The yuan is “dropping like a rock,” Mr. Trump said, dismissing recent Chinese actions to support it as done simply “because they don’t want us to get angry.”
As the WSJ added, Trump broke with a recent tradition of presidents refraining from comments on the dollar’s level, and more to the market's surprise, he is now talking the dollar down, not up. The USD is up 4% against a broad basket of currencies since he was elected, and roughly 25% since mid-2014. The dollar-negative sentiment was echoed several hours later by Trump advisor Anthony Scaramucci, who told a Davos audience that "we must be careful of a rising dollar."
In short: the dollar's rise may be over for the time being.
Trump didn't only lash out at the greenback, and in the same interview, which was originally conducted on Friday but whose details were only released on monday, he slammed the Border Adjustment Tax (BAT), the "cornerstone of House Republicans’ corporate-tax plan, which they had pitched as an alternative to his proposed import tariffs" and which some have speculated could catalyze as much as a 15% move higher in the USD.
"Anytime I hear border adjustment, I don't love it", Trump told the WSJ, calling the Border Tax Adjustment "too complicated. "
The border adjustment measure is part of U.S. House of Representatives Speaker Paul Ryan's "Better Way" tax reform blueprint, which was discussed with top members of the transition team during a meeting on Capitol Hill on Monday. The measure intends to boost U.S. manufacturing by taxing imports while exempting U.S. business export revenues from corporate taxation. Though some tax experts believe Trump has given his support for the border adjustment provision, he termed the measure as getting "adjusted into a bad deal" in the interview.
As warned here previously, retailers and oil refiners have likewise criticized the measure, warning it would drive up their tax bills and force them to raise prices because they rely so heavily on imported goods. But the biggest factor against the BAT may be that Koch Industries, a conglomerate run by billionaire brothers active in Republican politics, last month said the border-adjustment measure could have “devastating” long-term consequences for the economy and the American consumer.
The WSJ provided the first indication of Trump's position on the BAT, which previously was assumed to be supported by Trump.
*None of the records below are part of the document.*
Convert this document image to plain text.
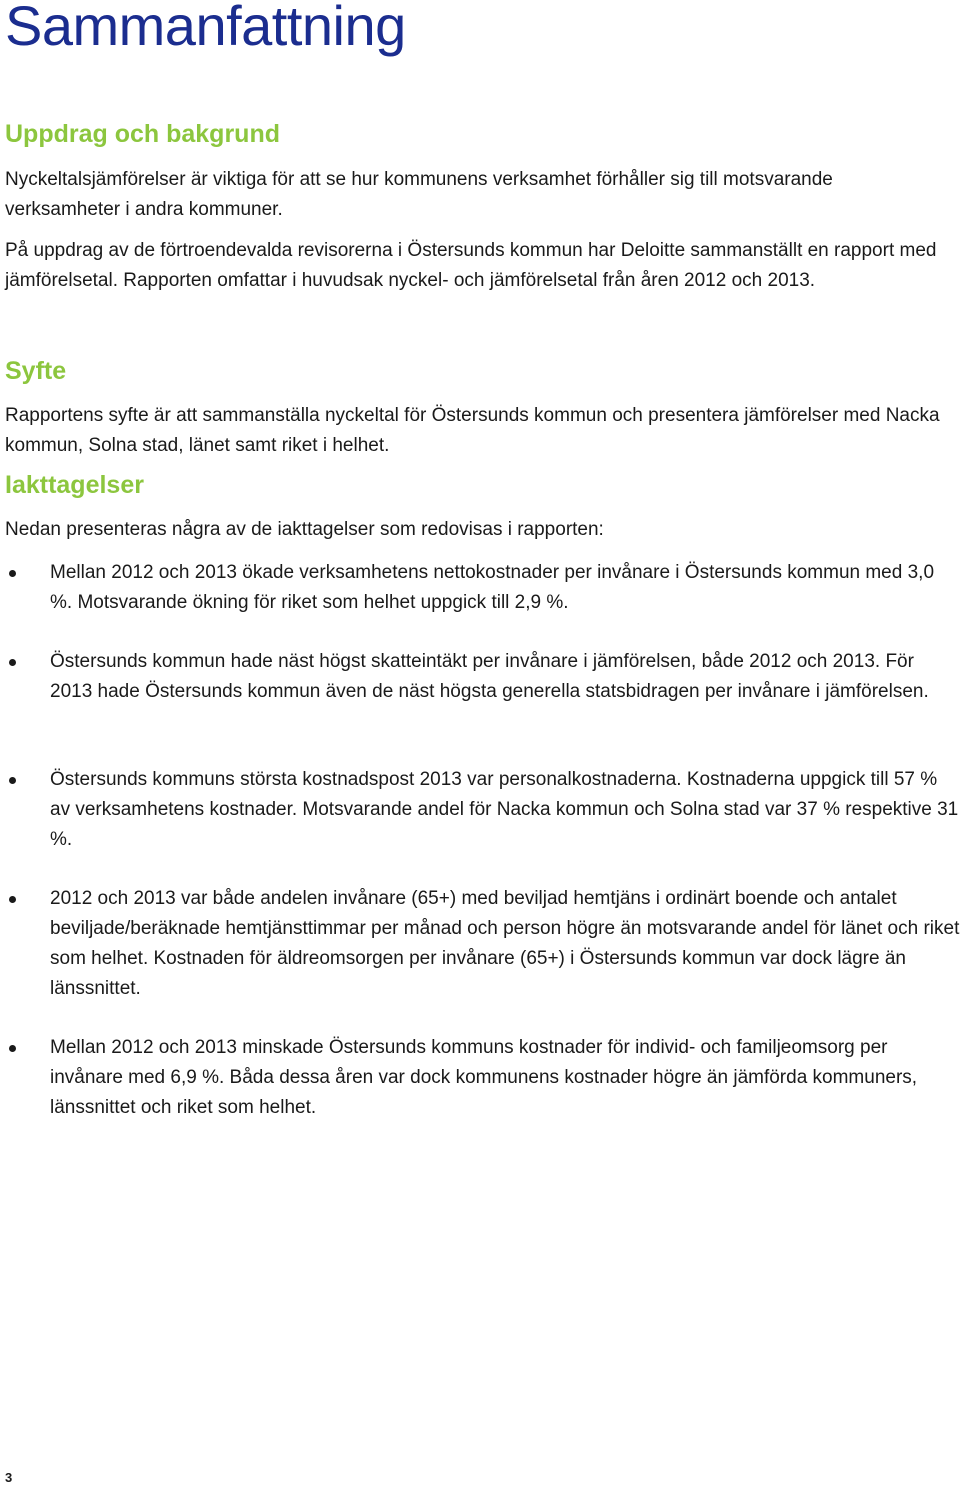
Sammanfattning
Uppdrag och bakgrund

Nyckeltalsjämförelser är viktiga för att se hur kommunens verksamhet förhåller sig till motsvarande verksamheter i andra kommuner.

På uppdrag av de förtroendevalda revisorerna i Östersunds kommun har Deloitte sammanställt en rapport med jämförelsetal. Rapporten omfattar i huvudsak nyckel- och jämförelsetal från åren 2012 och 2013.

Syfte

Rapportens syfte är att sammanställa nyckeltal för Östersunds kommun och presentera jämförelser med Nacka kommun, Solna stad, länet samt riket i helhet.

Iakttagelser

Nedan presenteras några av de iakttagelser som redovisas i rapporten:

Mellan 2012 och 2013 ökade verksamhetens nettokostnader per invånare i Östersunds kommun med 3,0 %. Motsvarande ökning för riket som helhet uppgick till 2,9 %.

Östersunds kommun hade näst högst skatteintäkt per invånare i jämförelsen, både 2012 och 2013. För 2013 hade Östersunds kommun även de näst högsta generella statsbidragen per invånare i jämförelsen.

Östersunds kommuns största kostnadspost 2013 var personalkostnaderna. Kostnaderna uppgick till 57 % av verksamhetens kostnader. Motsvarande andel för Nacka kommun och Solna stad var 37 % respektive 31 %.

2012 och 2013 var både andelen invånare (65+) med beviljad hemtjäns i ordinärt boende och antalet beviljade/beräknade hemtjänsttimmar per månad och person högre än motsvarande andel för länet och riket som helhet. Kostnaden för äldreomsorgen per invånare (65+) i Östersunds kommun var dock lägre än länssnittet.

Mellan 2012 och 2013 minskade Östersunds kommuns kostnader för individ- och familjeomsorg per invånare med 6,9 %. Båda dessa åren var dock kommunens kostnader högre än jämförda kommuners, länssnittet och riket som helhet.

3
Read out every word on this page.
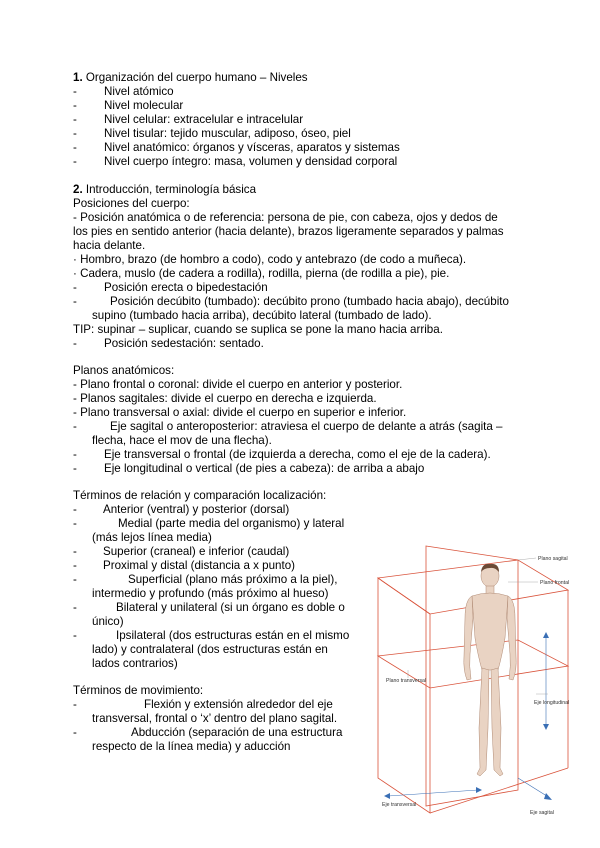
1. Organización del cuerpo humano – Niveles
- Nivel atómico
- Nivel molecular
- Nivel celular: extracelular e intracelular
- Nivel tisular: tejido muscular, adiposo, óseo, piel
- Nivel anatómico: órganos y vísceras, aparatos y sistemas
- Nivel cuerpo íntegro: masa, volumen y densidad corporal
2. Introducción, terminología básica
Posiciones del cuerpo:
- Posición anatómica o de referencia: persona de pie, con cabeza, ojos y dedos de
los pies en sentido anterior (hacia delante), brazos ligeramente separados y palmas
hacia delante.
· Hombro, brazo (de hombro a codo), codo y antebrazo (de codo a muñeca).
· Cadera, muslo (de cadera a rodilla), rodilla, pierna (de rodilla a pie), pie.
- Posición erecta o bipedestación
-	Posición decúbito (tumbado): decúbito prono (tumbado hacia abajo), decúbito
supino (tumbado hacia arriba), decúbito lateral (tumbado de lado).
TIP: supinar – suplicar, cuando se suplica se pone la mano hacia arriba.
- Posición sedestación: sentado.
Planos anatómicos:
- Plano frontal o coronal: divide el cuerpo en anterior y posterior.
- Planos sagitales: divide el cuerpo en derecha e izquierda.
- Plano transversal o axial: divide el cuerpo en superior e inferior.
-	Eje sagital o anteroposterior: atraviesa el cuerpo de delante a atrás (sagita –
flecha, hace el mov de una flecha).
- Eje transversal o frontal (de izquierda a derecha, como el eje de la cadera).
- Eje longitudinal o vertical (de pies a cabeza): de arriba a abajo
Términos de relación y comparación localización:
- Anterior (ventral) y posterior (dorsal)
-	Medial (parte media del organismo) y lateral
(más lejos línea media)
- Superior (craneal) e inferior (caudal)
- Proximal y distal (distancia a x punto)
-	Superficial (plano más próximo a la piel),
intermedio y profundo (más próximo al hueso)
-	Bilateral y unilateral (si un órgano es doble o
único)
-	Ipsilateral (dos estructuras están en el mismo
lado) y contralateral (dos estructuras están en
lados contrarios)
Términos de movimiento:
-	Flexión y extensión alrededor del eje
transversal, frontal o ‘x’ dentro del plano sagital.
-	Abducción (separación de una estructura
respecto de la línea media) y aducción
Plano sagital
Plano frontal
Plano transversal
Eje longitudinal
Eje transversal
Eje sagital
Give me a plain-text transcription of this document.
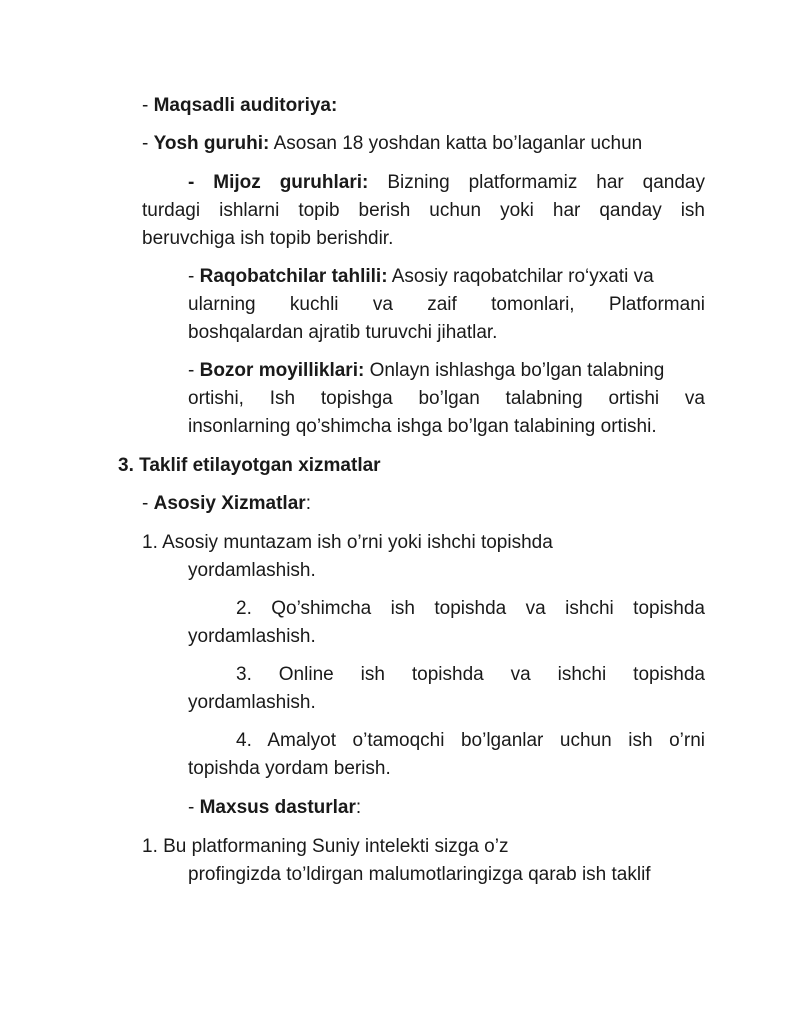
- Maqsadli auditoriya:
- Yosh guruhi: Asosan 18 yoshdan katta bo’laganlar uchun
- Mijoz guruhlari: Bizning platformamiz har qanday
turdagi ishlarni topib berish uchun yoki har qanday ish
beruvchiga ish topib berishdir.
- Raqobatchilar tahlili: Asosiy raqobatchilar ro‘yxati va
ularning kuchli va zaif tomonlari, Platformani
boshqalardan ajratib turuvchi jihatlar.
- Bozor moyilliklari: Onlayn ishlashga bo’lgan talabning
ortishi, Ish topishga bo’lgan talabning ortishi va
insonlarning qo’shimcha ishga bo’lgan talabining ortishi.
3. Taklif etilayotgan xizmatlar
- Asosiy Xizmatlar:
1. Asosiy muntazam ish o’rni yoki ishchi topishda
yordamlashish.
2. Qo’shimcha ish topishda va ishchi topishda
yordamlashish.
3. Online ish topishda va ishchi topishda
yordamlashish.
4. Amalyot o’tamoqchi bo’lganlar uchun ish o’rni
topishda yordam berish.
- Maxsus dasturlar:
1. Bu platformaning Suniy intelekti sizga o’z
profingizda to’ldirgan malumotlaringizga qarab ish taklif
That is no longer the case:
The apparent divide between the incoming president and congressional allies underscores the challenge Mr. Trump will face advancing his agenda, and in particular his planned tax cuts. The transition team and House leaders have been talking but they clearly have some details and agreements to work out.
“Speaker Ryan is in frequent communication with the president-elect and his team about reforming our tax code to save American jobs and keep the promises we’ve made,” said AshLee Strong, a spokeswoman for House Speaker Paul Ryan (R., Wis.) “Changing the way we tax imports and exports is a big part of that, and we’re very confident we’ll get it done.”
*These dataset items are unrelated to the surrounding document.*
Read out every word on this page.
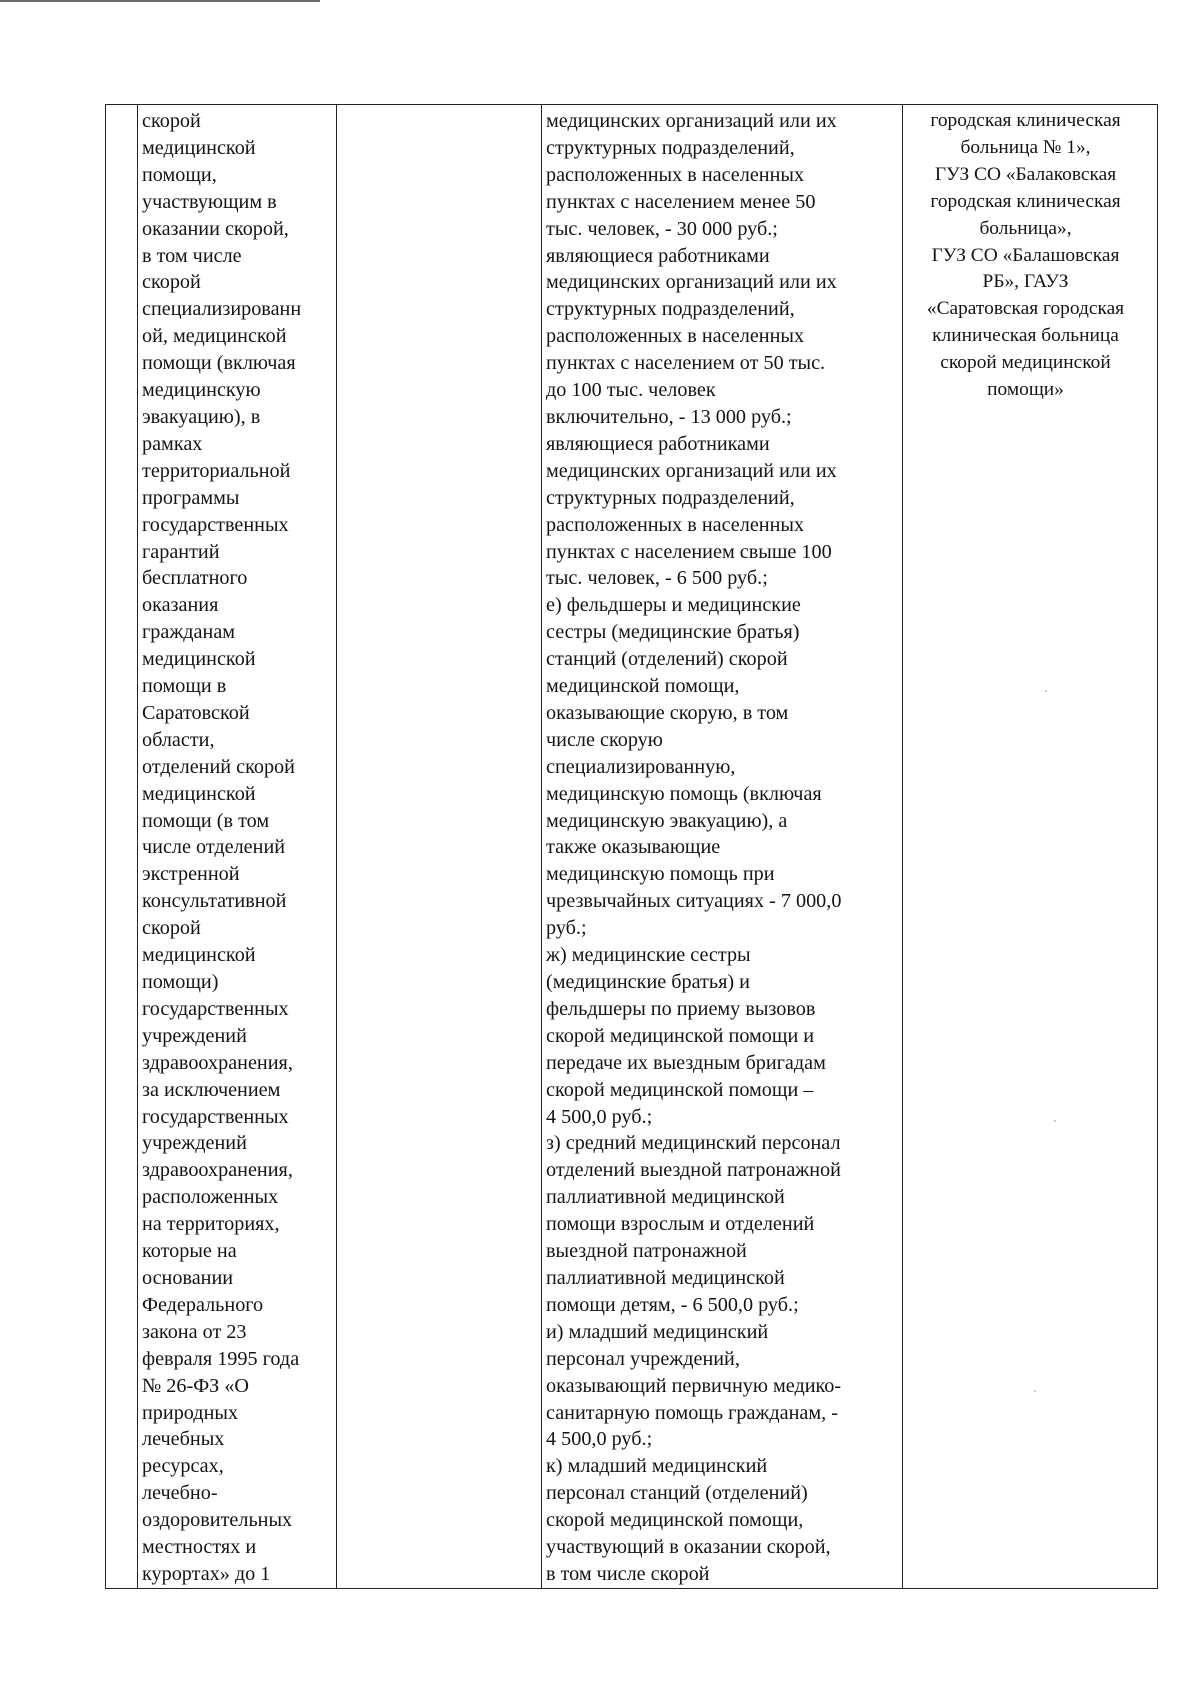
скорой
медицинской
помощи,
участвующим в
оказании скорой,
в том числе
скорой
специализированн
ой, медицинской
помощи (включая
медицинскую
эвакуацию), в
рамках
территориальной
программы
государственных
гарантий
бесплатного
оказания
гражданам
медицинской
помощи в
Саратовской
области,
отделений скорой
медицинской
помощи (в том
числе отделений
экстренной
консультативной
скорой
медицинской
помощи)
государственных
учреждений
здравоохранения,
за исключением
государственных
учреждений
здравоохранения,
расположенных
на территориях,
которые на
основании
Федерального
закона от 23
февраля 1995 года
№ 26-ФЗ «О
природных
лечебных
ресурсах,
лечебно-
оздоровительных
местностях и
курортах» до 1
медицинских организаций или их
структурных подразделений,
расположенных в населенных
пунктах с населением менее 50
тыс. человек, - 30 000 руб.;
являющиеся работниками
медицинских организаций или их
структурных подразделений,
расположенных в населенных
пунктах с населением от 50 тыс.
до 100 тыс. человек
включительно, - 13 000 руб.;
являющиеся работниками
медицинских организаций или их
структурных подразделений,
расположенных в населенных
пунктах с населением свыше 100
тыс. человек, - 6 500 руб.;
е) фельдшеры и медицинские
сестры (медицинские братья)
станций (отделений) скорой
медицинской помощи,
оказывающие скорую, в том
числе скорую
специализированную,
медицинскую помощь (включая
медицинскую эвакуацию), а
также оказывающие
медицинскую помощь при
чрезвычайных ситуациях - 7 000,0
руб.;
ж) медицинские сестры
(медицинские братья) и
фельдшеры по приему вызовов
скорой медицинской помощи и
передаче их выездным бригадам
скорой медицинской помощи –
4 500,0 руб.;
з) средний медицинский персонал
отделений выездной патронажной
паллиативной медицинской
помощи взрослым и отделений
выездной патронажной
паллиативной медицинской
помощи детям, - 6 500,0 руб.;
и) младший медицинский
персонал учреждений,
оказывающий первичную медико-
санитарную помощь гражданам, -
4 500,0 руб.;
к) младший медицинский
персонал станций (отделений)
скорой медицинской помощи,
участвующий в оказании скорой,
в том числе скорой
городская клиническая
больница № 1»,
ГУЗ СО «Балаковская
городская клиническая
больница»,
ГУЗ СО «Балашовская
РБ», ГАУЗ
«Саратовская городская
клиническая больница
скорой медицинской
помощи»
As the WSJ adds, on the campaign trail last year, Mr. Trump proposed lowering the corporate tax rate to 15% and in the interview with the Journal on Friday, he seemed to suggest that rate cuts were his preferred mechanism for improving the corporate tax system.
“Under the border adjustment concept, if somebody is making a motorcycle or a plane in our country, they’re getting a credit for the plane they make before they send it over to wherever it’s going,” Mr. Trump said. “And you don’t need that plus lower taxes and everything else. And it’s too complicated. They get credit on some parts and not other parts. Where was the part made? I don’t want that. I just want it nice and simple.”
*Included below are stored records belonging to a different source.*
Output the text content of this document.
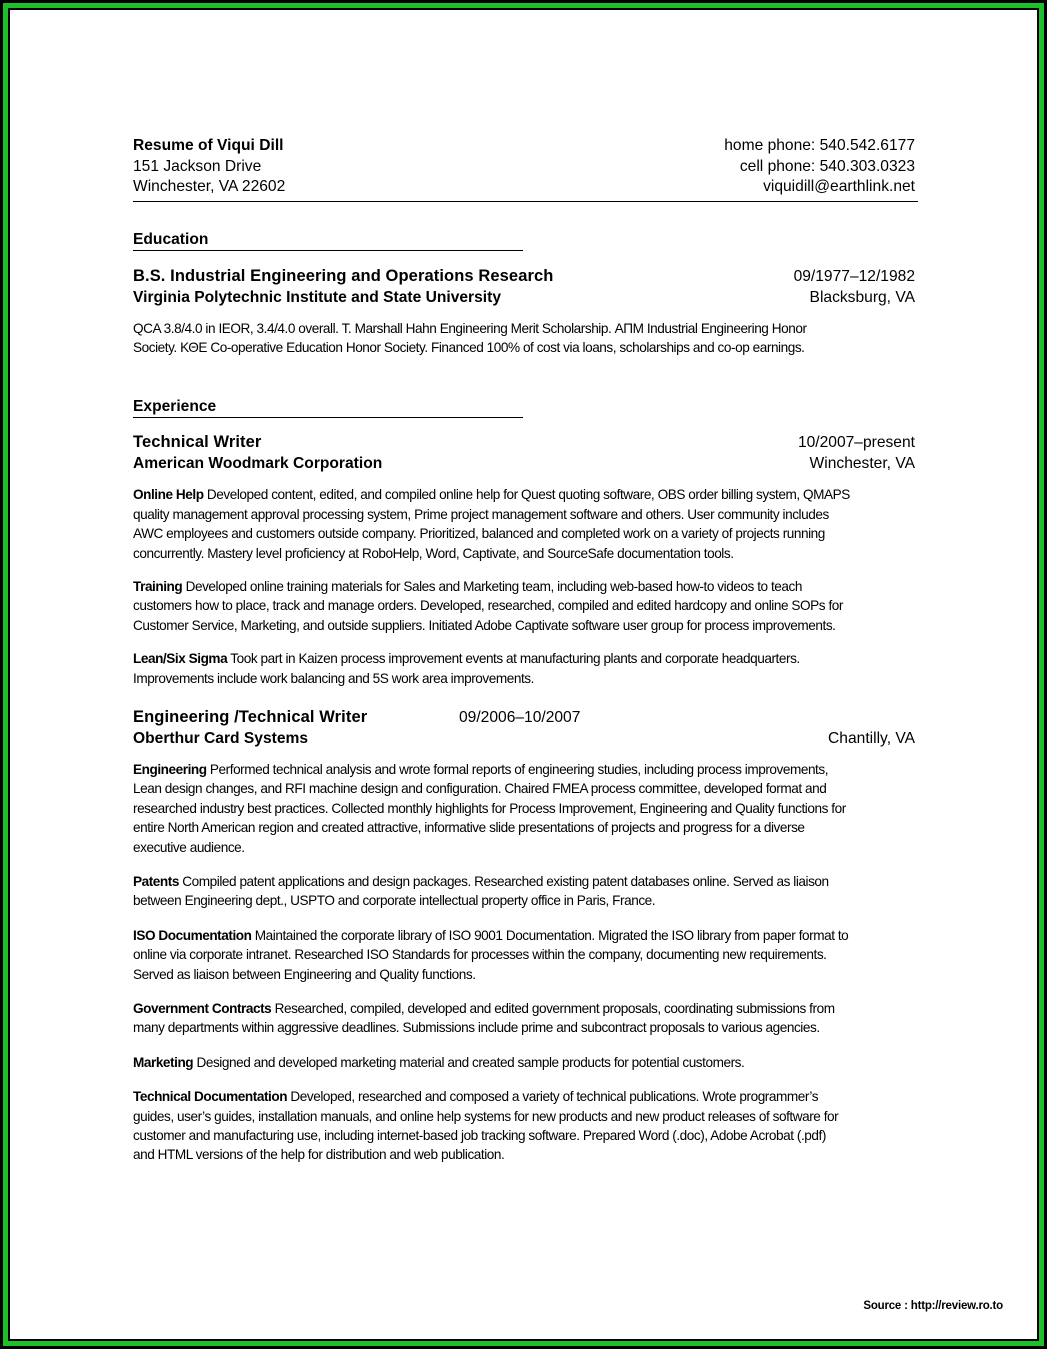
Resume of Viqui Dill
151 Jackson Drive
Winchester, VA 22602
home phone: 540.542.6177
cell phone: 540.303.0323
viquidill@earthlink.net
Education
B.S. Industrial Engineering and Operations Research	09/1977–12/1982
Virginia Polytechnic Institute and State University	Blacksburg, VA
QCA 3.8/4.0 in IEOR, 3.4/4.0 overall. T. Marshall Hahn Engineering Merit Scholarship. ΑΠΜ Industrial Engineering Honor
Society. ΚΘΕ Co-operative Education Honor Society. Financed 100% of cost via loans, scholarships and co-op earnings.
Experience
Technical Writer	10/2007–present
American Woodmark Corporation	Winchester, VA
Online Help Developed content, edited, and compiled online help for Quest quoting software, OBS order billing system, QMAPS
quality management approval processing system, Prime project management software and others. User community includes
AWC employees and customers outside company. Prioritized, balanced and completed work on a variety of projects running
concurrently. Mastery level proficiency at RoboHelp, Word, Captivate, and SourceSafe documentation tools.
Training Developed online training materials for Sales and Marketing team, including web-based how-to videos to teach
customers how to place, track and manage orders. Developed, researched, compiled and edited hardcopy and online SOPs for
Customer Service, Marketing, and outside suppliers. Initiated Adobe Captivate software user group for process improvements.
Lean/Six Sigma Took part in Kaizen process improvement events at manufacturing plants and corporate headquarters.
Improvements include work balancing and 5S work area improvements.
Engineering /Technical Writer	09/2006–10/2007
Oberthur Card Systems	Chantilly, VA
Engineering Performed technical analysis and wrote formal reports of engineering studies, including process improvements,
Lean design changes, and RFI machine design and configuration. Chaired FMEA process committee, developed format and
researched industry best practices. Collected monthly highlights for Process Improvement, Engineering and Quality functions for
entire North American region and created attractive, informative slide presentations of projects and progress for a diverse
executive audience.
Patents Compiled patent applications and design packages. Researched existing patent databases online. Served as liaison
between Engineering dept., USPTO and corporate intellectual property office in Paris, France.
ISO Documentation Maintained the corporate library of ISO 9001 Documentation. Migrated the ISO library from paper format to
online via corporate intranet. Researched ISO Standards for processes within the company, documenting new requirements.
Served as liaison between Engineering and Quality functions.
Government Contracts Researched, compiled, developed and edited government proposals, coordinating submissions from
many departments within aggressive deadlines. Submissions include prime and subcontract proposals to various agencies.
Marketing Designed and developed marketing material and created sample products for potential customers.
Technical Documentation Developed, researched and composed a variety of technical publications. Wrote programmer’s
guides, user’s guides, installation manuals, and online help systems for new products and new product releases of software for
customer and manufacturing use, including internet-based job tracking software. Prepared Word (.doc), Adobe Acrobat (.pdf)
and HTML versions of the help for distribution and web publication.
Source : http://review.ro.to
Should Republicans jettison the border adjustment following Trump's criticism, they will need some other way to prevent companies from booking their income outside the U.S., said Warren Payne, a former GOP policy aide at the Ways and Means Committee. Furthermore, unless the US finds a way to effectively tax imports, suddenly Trump's stimulus plan looks quite expensive, putting it in jeopardy.
The result: a broad drop in the USD across all currencies overnight.
Unless Trump issued a "clarification tweet" on his position on the BAT, this may have been the official end of the Trumpflation rally.